Ivins :Article 845 of Regulations 45 (1920 edition) provides:
For the purpose of computing invested, capital Federal income and war profits and excess profits taxes are deemed to have been paid out of the net income of the taxable year for which they are levied. It is immaterial, therefore, whether reserves for the payment of such taxes for the preceding year have been set up or not, or, if set up, whether such taxes when paid have actually been charged against such reserves. Amounts payable on account of such taxes for the preceding year may be included in the computation of invested capital only until such taxes become due and payable. A deduction from the invested capital as of the beginning of the taxable-year must therefore be made for such taxes or any installment thereof, averaged for the proportionate part of the taxable year after the date when the tax or the installment is due and payable. Where as a result of an audit by the Commissioner, or the acceptance of an amended return, or for any other reason, the amount of any such tax for the preceding year is subsequently changed, a corresponding adjustment will be made in the invested capital for the taxable year upon the same basis as if the corrected amount of the tax for the preceding year had been used in the original computation of the invested capital for the taxable year.

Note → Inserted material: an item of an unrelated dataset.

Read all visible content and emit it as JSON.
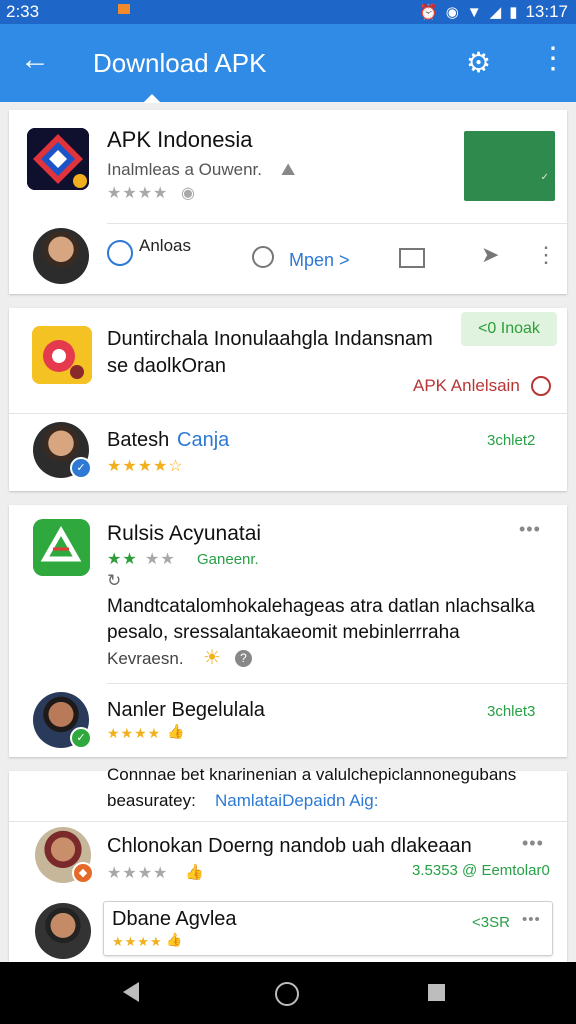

The taxpayer makes no contention that this regulation is an improper construction of the law, but be refers to a ruling published by one of the Commissioner’s predecessors in office (T. B. M. 51, 1 C. B. 296), wherein it is said:
Additional assessments of income and excess profits taxes for prior years which are less than 5 per cent of the original assessments, or less than $5,000, are to be considered as paid from current earnings, but if large and important, they are to be considered a liability of the taxable year in question and necessary adjustments to the surplus account must be made.
This ruling, apparently made in order to simplify internal administration, is merely a departmental interpretation and is subject to modification or abrogation by the authority which made it. If the Commissioner has chosen not to apply it in the case of the taxpayer, that does not of itself render the proposed assessment against the taxpayer improper. In order to determine whether the Commissioner’s determination is proper or not, we should look not to the rulings of his predecessors in office but to the statute and regulations. His determination in the instant appeal does not seem to us to violate either the Revenue Act of 1918 or the provisions of Regulations 45.